The man who breached security at the White House this month raced through several rooms on the main floor, penetrating farther into the building than previously disclosed, a Republican congressman said on Monday, according to The Washington Post.
Representative Jason Chaffetz, who chairs a House subcommittee on national security oversight, told CNN an alarm box near the front entrance had been muted, leaving interior personnel unaware of the intrusion before the suspect burst through the open front door, the Post reported.
"I have deep concerns that the president is not as safe as we want and need him to be," Chaffetz said on CNN, according to the Post.
The suspect, Omar Gonzalez, 42, a decorated Iraq war veteran, was charged with unlawfully entering a restricted building or grounds while carrying a deadly or dangerous weapon, the Post reported.
Officials said he was carrying a knife when he jumped the White House fence and entered the executive mansion on Sept. 19, according to the Post.
Chaffetz said his information on the wild chase through the executive mansion came from whistleblowers interviewed during his congressional investigation into the incident, the Post reported.
"The Secret Service has no comment on that at this time due to the ongoing investigation," Brian Leary, a spokesman for the agency, said, according to the Post.

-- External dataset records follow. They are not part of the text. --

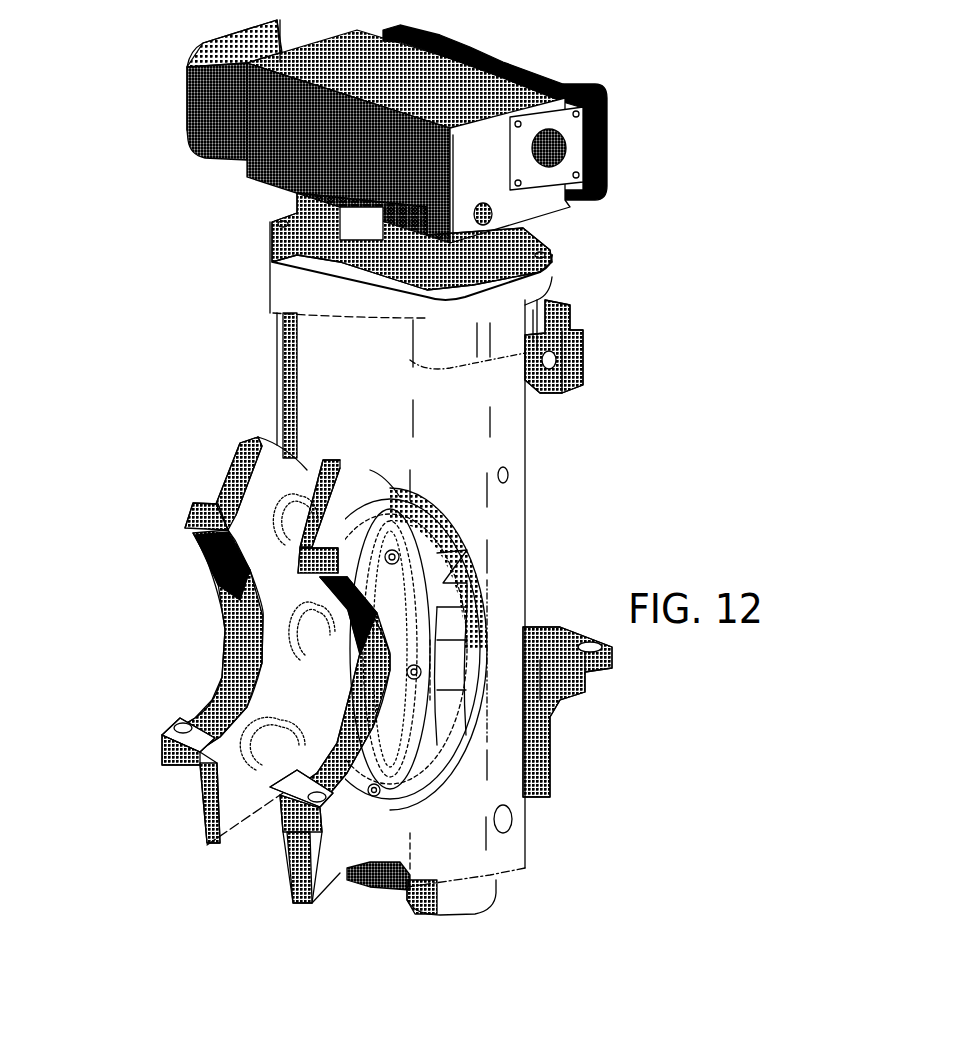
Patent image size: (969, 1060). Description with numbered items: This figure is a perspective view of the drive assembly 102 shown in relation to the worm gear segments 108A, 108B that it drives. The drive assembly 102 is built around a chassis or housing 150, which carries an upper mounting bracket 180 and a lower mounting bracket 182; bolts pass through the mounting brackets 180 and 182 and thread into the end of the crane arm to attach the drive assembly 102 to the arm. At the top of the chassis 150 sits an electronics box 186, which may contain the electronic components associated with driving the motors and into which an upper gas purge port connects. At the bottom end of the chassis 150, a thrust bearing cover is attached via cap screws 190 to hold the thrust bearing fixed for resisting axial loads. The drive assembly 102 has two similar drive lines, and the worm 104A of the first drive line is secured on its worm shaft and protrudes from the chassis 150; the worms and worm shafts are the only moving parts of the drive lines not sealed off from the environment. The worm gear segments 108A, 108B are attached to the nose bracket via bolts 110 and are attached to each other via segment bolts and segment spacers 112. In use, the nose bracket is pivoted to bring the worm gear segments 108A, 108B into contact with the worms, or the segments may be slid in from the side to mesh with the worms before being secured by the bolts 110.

The drive assembly 102 is at (610, 305).
The worm 104A is at (455, 640).
The worm gear segment 108A is at (420, 548).
The worm gear segment 108B is at (200, 530).
The bolts 110 is at (423, 677).
The segment spacers 112 is at (320, 633).
The chassis 150 is at (512, 468).
The upper mounting bracket 180 is at (578, 390).
The lower mounting bracket 182 is at (606, 698).
The electronics box 186 is at (217, 115).
The cap screws 190 is at (607, 171).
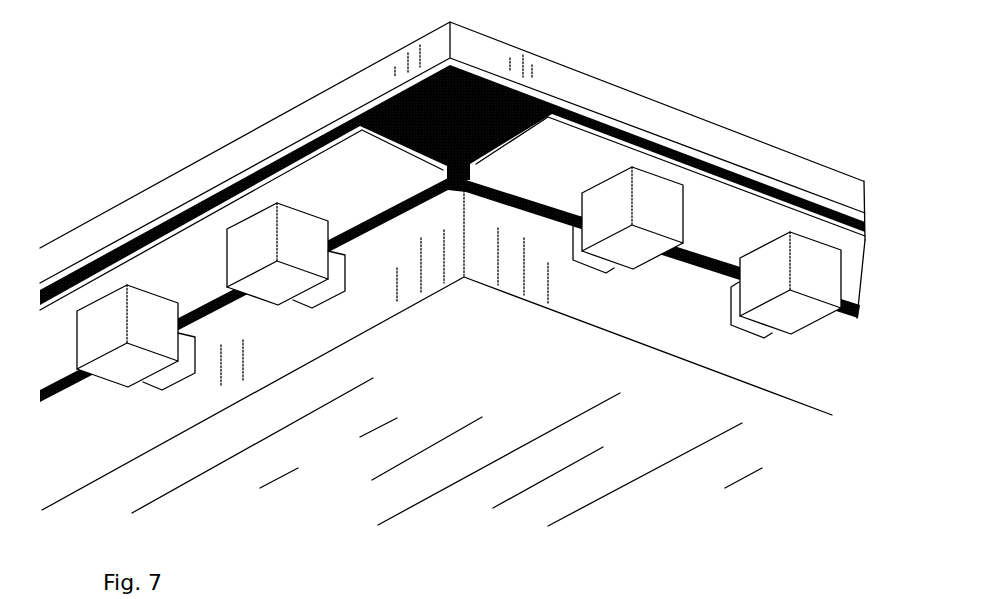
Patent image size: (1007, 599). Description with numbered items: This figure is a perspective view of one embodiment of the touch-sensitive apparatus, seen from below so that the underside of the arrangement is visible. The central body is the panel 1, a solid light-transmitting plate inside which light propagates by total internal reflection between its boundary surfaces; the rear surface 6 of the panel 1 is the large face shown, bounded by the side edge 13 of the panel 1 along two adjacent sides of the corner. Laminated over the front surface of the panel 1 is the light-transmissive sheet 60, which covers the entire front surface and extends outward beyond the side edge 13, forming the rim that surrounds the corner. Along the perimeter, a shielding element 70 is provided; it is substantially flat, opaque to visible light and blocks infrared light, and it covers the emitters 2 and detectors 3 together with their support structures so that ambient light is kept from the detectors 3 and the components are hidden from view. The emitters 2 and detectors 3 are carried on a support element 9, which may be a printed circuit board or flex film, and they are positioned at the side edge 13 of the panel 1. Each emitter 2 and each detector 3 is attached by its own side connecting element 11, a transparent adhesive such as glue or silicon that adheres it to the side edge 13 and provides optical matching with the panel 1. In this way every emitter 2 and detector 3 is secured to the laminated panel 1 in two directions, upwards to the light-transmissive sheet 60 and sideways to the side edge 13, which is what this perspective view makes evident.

The panel 1 is at (655, 408).
The emitter 2 is at (90, 338).
The detector 3 is at (243, 256).
The rear surface 6 is at (468, 352).
The support element 9 is at (343, 191).
The side connecting element 11 is at (174, 385).
The side edge 13 is at (100, 413).
The light-transmissive sheet 60 is at (642, 107).
The shielding element 70 is at (406, 108).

The Post said Gonzalez ran past a guard immediately inside the door, past the stairway leading up to the living quarters for President Barack Obama and his family and into the East Room, where he was tackled at the far end of the room by an agent.

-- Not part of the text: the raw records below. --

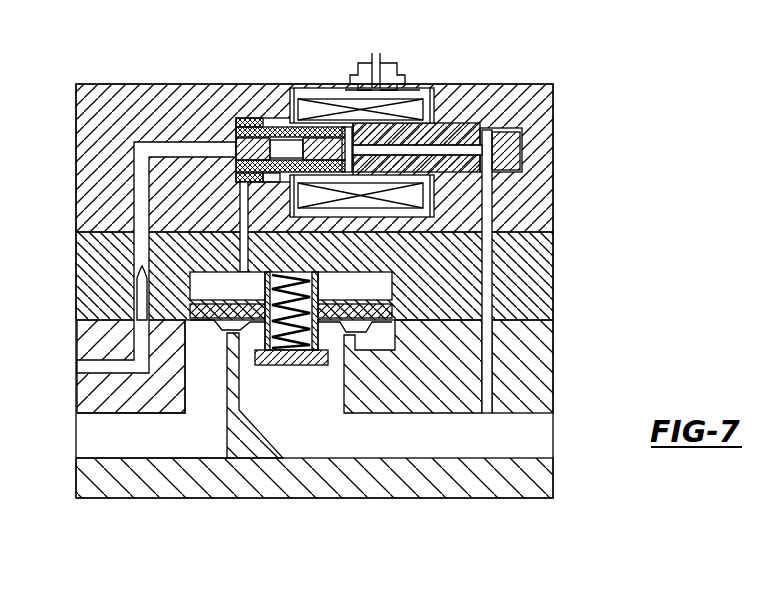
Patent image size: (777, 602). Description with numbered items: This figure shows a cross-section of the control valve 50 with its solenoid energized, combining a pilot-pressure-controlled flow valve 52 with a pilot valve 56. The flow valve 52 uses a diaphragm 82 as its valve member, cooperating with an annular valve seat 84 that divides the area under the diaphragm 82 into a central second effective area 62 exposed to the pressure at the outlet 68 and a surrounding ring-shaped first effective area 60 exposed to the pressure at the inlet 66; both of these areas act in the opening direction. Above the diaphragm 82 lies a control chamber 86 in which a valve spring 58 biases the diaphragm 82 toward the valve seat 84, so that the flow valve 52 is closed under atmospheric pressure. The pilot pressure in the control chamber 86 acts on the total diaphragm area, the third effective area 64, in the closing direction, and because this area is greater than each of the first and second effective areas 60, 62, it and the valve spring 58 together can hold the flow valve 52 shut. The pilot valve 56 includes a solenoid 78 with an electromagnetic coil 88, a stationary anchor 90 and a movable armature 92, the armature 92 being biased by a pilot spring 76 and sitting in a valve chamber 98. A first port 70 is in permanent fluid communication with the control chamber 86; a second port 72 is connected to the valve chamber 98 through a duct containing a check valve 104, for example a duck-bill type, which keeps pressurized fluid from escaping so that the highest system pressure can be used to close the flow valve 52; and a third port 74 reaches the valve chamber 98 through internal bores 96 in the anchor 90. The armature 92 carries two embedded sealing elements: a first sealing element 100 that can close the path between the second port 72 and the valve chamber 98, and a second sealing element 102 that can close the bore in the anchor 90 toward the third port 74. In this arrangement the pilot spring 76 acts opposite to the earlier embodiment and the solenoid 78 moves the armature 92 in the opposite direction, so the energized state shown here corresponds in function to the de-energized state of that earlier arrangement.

The control valve 50 is at (56, 0).
The flow valve 52 is at (262, 385).
The pilot valve 56 is at (470, 70).
The valve spring 58 is at (315, 290).
The first effective area 60 is at (223, 330).
The second effective area 62 is at (284, 366).
The third effective area 64 is at (187, 260).
The inlet 66 is at (87, 443).
The outlet 68 is at (382, 443).
The first port 70 is at (242, 195).
The second port 72 is at (183, 152).
The third port 74 is at (487, 172).
The pilot spring 76 is at (276, 138).
The solenoid 78 is at (340, 104).
The diaphragm 82 is at (310, 367).
The valve seat 84 is at (208, 278).
The control chamber 86 is at (380, 318).
The electromagnetic coil 88 is at (405, 103).
The stationary anchor 90 is at (470, 125).
The movable armature 92 is at (255, 112).
The internal bores 96 is at (500, 127).
The valve chamber 98 is at (371, 58).
The first sealing element 100 is at (236, 125).
The second sealing element 102 is at (338, 140).
The check valve 104 is at (140, 268).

The officer posted inside the door appeared to be delayed in learning the intruder was about to come through, the Post reported. Officers are trained to lock the front door immediately if they learn of an intruder on the grounds.
A prosecutor said in court last week that officers found more than 800 rounds of ammunition, two hatchets and a machete in Gonzalez' car, according to the Post.
Gonzalez had been arrested in July with a sniper rifle and a map on which the executive mansion was marked, the prosecutor said, the Post reported.